The risk of frostbite continues to loom in the Pembina Valley with temperatures dipping below -30 adjusted for wind chill values tonight. While temperatures will rise again on Sunday, lows of minus 25 will be the norm heading into next week.
Health Minister and Morden-Winkler MLA Cameron Friesen reminds residents exposure to cold can result in frostbite or hypothermia. The risk rises for older adults, infants, and young children, newcomers to Canada, the homeless and outdoor workers.
Friesen notes dressing in multiple layers and covering exposed skin is key, as well as never leaving infants and young children unattended and ensuring they are dressed appropriately.
For outdoor enthusiasts, Friesen says having a buddy who can offer immediate assistance in an emergency could save your life.
Avoiding alcohol before going out into the cold is also important as alcohol increases the risk of hypothermia by contributing to heat loss.
The warning signs for cold-related illnesses include uncontrollable shivering, drowsiness or exhaustion, and confusion or slurred speech. Infants may have very low energy and bright red cold skin. A person with severe hypothermia may be unconscious and may not seem to have a pulse or to be breathing. If emergency medical care is needed for someone who may have frostbite or hypothermia, move them to a warm place if possible and call for help.

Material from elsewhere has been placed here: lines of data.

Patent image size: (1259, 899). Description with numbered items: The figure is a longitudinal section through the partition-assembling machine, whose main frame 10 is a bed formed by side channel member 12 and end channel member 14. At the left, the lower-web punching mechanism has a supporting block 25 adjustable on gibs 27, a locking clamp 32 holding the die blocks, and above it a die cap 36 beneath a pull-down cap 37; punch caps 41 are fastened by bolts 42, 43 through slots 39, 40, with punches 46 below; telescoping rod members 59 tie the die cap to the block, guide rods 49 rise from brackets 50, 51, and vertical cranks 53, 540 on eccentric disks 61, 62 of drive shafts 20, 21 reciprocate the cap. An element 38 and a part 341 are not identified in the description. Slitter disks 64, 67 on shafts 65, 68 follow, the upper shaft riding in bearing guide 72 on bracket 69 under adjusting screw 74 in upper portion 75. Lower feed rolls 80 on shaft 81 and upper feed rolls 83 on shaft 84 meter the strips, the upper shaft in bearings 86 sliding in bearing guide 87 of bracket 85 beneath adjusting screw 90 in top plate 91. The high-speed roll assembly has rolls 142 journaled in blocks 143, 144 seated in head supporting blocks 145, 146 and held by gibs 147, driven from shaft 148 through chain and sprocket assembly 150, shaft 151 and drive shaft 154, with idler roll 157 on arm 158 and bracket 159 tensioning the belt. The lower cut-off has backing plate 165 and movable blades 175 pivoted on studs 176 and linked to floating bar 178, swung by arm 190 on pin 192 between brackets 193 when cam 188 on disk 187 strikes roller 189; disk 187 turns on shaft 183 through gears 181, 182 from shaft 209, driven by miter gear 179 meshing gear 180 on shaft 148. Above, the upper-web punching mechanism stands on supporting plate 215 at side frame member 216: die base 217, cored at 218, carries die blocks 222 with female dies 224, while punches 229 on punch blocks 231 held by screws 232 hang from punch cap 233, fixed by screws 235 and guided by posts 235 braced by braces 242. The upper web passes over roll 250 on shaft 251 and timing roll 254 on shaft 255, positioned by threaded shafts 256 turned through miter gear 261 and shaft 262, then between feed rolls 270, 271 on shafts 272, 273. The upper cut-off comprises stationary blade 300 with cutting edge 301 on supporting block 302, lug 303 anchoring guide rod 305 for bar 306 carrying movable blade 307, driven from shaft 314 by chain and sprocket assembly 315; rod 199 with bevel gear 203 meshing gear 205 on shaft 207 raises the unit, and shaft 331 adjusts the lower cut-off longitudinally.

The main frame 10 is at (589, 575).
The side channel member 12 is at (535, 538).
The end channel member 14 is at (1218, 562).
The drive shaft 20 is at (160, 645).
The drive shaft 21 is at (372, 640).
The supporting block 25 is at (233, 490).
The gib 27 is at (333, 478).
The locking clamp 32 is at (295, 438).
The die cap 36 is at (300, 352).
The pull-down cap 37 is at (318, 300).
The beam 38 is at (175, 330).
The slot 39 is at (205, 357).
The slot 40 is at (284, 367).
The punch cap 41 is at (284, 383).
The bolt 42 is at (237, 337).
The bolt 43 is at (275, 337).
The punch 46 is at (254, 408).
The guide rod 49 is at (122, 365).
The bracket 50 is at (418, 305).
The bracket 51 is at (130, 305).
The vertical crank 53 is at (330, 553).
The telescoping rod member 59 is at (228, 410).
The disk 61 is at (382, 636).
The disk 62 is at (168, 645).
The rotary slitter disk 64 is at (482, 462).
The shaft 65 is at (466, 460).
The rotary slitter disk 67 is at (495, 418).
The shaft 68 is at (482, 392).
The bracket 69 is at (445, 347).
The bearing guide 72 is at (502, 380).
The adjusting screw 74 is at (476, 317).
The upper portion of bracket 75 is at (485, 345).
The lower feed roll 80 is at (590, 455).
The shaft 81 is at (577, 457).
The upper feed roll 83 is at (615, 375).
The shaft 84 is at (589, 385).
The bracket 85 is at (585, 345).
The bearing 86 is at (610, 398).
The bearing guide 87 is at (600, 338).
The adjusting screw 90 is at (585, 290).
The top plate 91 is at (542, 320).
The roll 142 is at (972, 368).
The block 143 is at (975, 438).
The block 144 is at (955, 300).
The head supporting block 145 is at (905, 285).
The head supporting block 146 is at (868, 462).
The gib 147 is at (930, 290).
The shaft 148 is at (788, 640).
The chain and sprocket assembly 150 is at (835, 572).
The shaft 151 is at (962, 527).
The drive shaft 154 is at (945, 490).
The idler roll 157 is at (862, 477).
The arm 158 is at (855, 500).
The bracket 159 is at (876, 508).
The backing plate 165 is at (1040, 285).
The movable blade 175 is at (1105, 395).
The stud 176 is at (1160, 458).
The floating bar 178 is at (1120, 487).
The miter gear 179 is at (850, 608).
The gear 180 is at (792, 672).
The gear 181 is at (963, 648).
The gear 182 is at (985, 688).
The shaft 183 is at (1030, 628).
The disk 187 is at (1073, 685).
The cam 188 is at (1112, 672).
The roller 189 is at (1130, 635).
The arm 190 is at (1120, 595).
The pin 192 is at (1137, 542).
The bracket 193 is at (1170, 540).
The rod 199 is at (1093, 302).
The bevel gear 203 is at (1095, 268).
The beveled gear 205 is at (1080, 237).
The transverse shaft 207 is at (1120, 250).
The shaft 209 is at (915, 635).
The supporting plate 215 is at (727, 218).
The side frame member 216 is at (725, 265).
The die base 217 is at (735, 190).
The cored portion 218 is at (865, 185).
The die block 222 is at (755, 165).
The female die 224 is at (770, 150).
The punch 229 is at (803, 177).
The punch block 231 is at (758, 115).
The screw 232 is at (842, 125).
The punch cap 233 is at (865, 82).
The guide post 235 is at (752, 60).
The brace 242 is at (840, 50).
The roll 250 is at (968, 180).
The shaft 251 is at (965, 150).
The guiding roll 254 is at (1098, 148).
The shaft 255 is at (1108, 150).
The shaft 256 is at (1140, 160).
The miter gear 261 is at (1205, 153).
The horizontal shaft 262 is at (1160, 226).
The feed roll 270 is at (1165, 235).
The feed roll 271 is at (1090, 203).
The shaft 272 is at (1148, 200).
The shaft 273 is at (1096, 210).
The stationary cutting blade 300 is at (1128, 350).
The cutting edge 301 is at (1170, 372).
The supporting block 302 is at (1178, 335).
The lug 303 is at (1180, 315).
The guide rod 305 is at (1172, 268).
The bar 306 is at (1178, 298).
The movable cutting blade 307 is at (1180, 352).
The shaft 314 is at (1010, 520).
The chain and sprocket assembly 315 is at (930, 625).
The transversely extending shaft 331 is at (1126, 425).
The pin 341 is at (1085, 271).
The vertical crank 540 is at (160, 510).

Before going out, check the weather and prepare accordingly. Taking regular breaks to warm up is key, and it's recommended pets and other animals are brought to shelter with non-frozen drinking water.
If traveling, remember to check road conditions before departing and make sure to winterize your vehicle by keeping gas tanks full, using winter tires and keeping a well-stocked winter safety kit in vehicles. More information can be found at www.getprepared.gc.ca/index-eng.aspx.
If stranded, remain in the vehicle if possible until help is available. Avoid driving or traveling by car in bad weather or when roads are very slippery.